Bernardo Silva, 31 Jahre alt, legt großen Wert darauf, in aller Ruhe sein nächstes Ziel zu definieren. Sein Berater Jorge Mendes bestätigte, dass die endgültige Entscheidung erst nach der Teilnahme Portugals an der Weltmeisterschaft fallen werde. Der Mittelfeldspieler möchte sich ganz auf die Nationalmannschaft konzentrieren, die neben Kolumbien, Usbekistan und der Demokratischen Republik Kongo in der Gruppe K spielt.
Atlético hält an seinen Schikanen fest und hebt sein Wettbewerbsprojekt hervor, einschließlich der Versprechen, in der nächsten Saison um Titel zu kämpfen. Barcelona ist trotz Interesse mit finanziellen Einschränkungen und interner Konkurrenz im Mittelfeld konfrontiert, was in den letzten Wochen zu einer Verlangsamung der Gespräche geführt hat.

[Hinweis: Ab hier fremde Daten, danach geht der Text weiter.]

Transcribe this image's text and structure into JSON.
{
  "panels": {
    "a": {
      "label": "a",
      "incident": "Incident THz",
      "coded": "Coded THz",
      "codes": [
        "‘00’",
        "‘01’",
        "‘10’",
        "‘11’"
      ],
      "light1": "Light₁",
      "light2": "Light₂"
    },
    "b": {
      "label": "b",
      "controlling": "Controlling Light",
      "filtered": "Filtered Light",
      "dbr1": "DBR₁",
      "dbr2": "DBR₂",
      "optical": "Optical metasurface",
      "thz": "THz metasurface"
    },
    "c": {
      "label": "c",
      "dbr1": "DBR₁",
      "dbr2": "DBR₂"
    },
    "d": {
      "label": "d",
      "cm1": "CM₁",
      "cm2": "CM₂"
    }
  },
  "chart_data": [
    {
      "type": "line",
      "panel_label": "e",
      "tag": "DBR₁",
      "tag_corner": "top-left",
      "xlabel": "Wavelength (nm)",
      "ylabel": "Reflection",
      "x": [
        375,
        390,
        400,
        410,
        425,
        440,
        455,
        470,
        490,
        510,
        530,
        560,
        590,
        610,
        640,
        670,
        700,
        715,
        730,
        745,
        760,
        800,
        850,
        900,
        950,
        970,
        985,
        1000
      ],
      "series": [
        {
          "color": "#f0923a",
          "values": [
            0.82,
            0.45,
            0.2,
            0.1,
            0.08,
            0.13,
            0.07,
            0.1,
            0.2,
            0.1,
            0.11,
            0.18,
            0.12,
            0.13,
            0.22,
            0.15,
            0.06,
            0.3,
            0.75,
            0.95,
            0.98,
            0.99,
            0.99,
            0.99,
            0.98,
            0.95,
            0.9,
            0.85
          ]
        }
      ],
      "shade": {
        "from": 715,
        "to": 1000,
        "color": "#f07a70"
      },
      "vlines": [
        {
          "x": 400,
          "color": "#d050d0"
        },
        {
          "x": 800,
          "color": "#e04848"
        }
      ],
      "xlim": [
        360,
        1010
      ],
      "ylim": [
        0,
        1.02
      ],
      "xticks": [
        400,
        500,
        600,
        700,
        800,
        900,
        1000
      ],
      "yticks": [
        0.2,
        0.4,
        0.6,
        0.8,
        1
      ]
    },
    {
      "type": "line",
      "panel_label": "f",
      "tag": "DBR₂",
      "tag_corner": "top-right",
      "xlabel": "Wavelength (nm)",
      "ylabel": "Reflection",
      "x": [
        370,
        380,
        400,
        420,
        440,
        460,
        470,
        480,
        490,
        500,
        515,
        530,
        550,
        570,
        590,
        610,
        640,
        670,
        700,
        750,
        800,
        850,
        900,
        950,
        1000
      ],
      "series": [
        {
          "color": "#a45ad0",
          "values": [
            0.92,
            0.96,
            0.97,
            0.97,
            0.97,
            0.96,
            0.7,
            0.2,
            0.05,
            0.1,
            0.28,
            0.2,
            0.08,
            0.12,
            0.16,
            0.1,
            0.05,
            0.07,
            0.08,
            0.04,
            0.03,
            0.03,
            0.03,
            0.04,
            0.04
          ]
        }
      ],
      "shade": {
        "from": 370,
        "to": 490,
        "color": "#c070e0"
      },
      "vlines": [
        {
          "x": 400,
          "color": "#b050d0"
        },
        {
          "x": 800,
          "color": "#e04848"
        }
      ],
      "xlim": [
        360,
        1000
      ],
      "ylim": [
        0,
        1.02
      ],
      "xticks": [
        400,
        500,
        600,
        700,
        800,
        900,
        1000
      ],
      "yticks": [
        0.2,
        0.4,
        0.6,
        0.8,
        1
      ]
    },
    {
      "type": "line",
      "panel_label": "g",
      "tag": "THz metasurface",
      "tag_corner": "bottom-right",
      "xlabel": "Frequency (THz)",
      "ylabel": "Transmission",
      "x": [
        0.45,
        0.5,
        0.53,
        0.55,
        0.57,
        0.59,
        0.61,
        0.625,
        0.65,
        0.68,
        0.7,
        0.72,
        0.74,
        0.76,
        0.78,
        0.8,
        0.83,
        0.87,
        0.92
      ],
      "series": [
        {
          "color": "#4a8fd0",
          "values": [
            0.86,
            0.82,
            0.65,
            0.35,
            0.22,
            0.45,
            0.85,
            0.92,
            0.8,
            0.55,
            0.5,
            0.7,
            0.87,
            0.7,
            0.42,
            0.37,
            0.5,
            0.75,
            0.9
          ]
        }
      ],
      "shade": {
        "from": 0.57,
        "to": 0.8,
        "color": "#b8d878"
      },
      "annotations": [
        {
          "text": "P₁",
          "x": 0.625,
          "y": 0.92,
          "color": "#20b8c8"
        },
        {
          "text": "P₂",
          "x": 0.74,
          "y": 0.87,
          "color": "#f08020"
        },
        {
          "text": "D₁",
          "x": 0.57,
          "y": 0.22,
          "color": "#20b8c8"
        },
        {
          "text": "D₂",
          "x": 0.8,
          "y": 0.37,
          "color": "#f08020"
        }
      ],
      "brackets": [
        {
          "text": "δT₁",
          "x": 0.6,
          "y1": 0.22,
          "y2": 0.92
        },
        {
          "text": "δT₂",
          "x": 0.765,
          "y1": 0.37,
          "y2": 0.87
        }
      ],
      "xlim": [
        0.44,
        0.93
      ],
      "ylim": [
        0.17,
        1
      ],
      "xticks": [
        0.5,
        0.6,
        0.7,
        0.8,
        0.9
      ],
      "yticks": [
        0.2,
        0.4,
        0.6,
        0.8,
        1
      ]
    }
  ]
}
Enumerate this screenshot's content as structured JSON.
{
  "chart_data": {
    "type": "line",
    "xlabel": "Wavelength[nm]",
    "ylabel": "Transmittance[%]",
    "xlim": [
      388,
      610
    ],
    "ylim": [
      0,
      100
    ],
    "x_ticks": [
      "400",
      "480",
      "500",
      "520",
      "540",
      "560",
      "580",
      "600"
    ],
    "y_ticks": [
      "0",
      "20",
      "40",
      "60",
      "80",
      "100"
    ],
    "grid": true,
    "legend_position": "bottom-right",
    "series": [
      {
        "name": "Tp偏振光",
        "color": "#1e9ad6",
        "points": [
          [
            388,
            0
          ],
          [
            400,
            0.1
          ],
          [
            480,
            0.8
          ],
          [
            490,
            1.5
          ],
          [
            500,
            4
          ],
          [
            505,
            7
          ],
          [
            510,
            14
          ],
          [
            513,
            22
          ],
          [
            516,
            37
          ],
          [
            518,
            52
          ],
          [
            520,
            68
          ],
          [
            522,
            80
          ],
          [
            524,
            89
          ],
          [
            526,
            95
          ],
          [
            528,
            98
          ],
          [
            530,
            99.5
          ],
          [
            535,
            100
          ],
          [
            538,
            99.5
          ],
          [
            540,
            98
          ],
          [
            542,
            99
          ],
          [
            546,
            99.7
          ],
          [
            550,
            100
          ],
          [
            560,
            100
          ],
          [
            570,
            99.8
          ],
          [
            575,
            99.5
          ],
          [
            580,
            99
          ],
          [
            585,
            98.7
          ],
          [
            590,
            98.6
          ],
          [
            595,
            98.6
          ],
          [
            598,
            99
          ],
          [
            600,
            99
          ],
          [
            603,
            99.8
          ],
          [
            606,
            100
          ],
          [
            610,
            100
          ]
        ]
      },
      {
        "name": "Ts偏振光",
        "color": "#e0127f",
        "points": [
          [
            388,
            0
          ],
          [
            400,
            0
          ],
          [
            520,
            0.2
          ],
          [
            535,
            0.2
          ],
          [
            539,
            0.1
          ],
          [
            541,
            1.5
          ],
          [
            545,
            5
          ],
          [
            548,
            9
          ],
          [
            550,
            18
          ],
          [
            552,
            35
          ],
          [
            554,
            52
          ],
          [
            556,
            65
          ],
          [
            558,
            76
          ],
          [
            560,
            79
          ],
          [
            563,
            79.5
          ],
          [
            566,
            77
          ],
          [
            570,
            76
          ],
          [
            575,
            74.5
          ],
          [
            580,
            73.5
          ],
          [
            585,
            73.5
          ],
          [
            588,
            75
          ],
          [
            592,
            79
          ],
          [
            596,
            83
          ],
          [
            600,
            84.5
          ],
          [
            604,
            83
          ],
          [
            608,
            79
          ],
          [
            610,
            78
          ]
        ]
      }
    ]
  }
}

Mit 31 Jahren hat Bernardo viel Erfahrung auf hohem Niveau gesammelt und bedeutende Titel für Manchester City und die portugiesische Nationalmannschaft gewonnen. Sein Profil aus Vielseitigkeit, Spielvision und Intensität zieht beide La-Liga-Giganten an, die für die Saison 2026/27 nach ernsthaften Verstärkungen suchen.
Das Ergebnis dürfte im Juli oder August vorliegen, nachdem Portugal seine WM-Kampagne beendet hat. Bis dahin beobachten Atlético und Barcelona die Situation weiterhin, während der Spieler die besten Optionen für das Ende seiner Karriere prüft.
Was sich für Vereine ändert
Die Verzögerung kommt Atlético zugute, das die Mannschaft ohne Eile mit einem Elite-Namen verstärken kann. Für Barcelona ermöglicht die Verzögerung, Rechnungen zu begleichen und Prioritäten auf dem Markt zu definieren.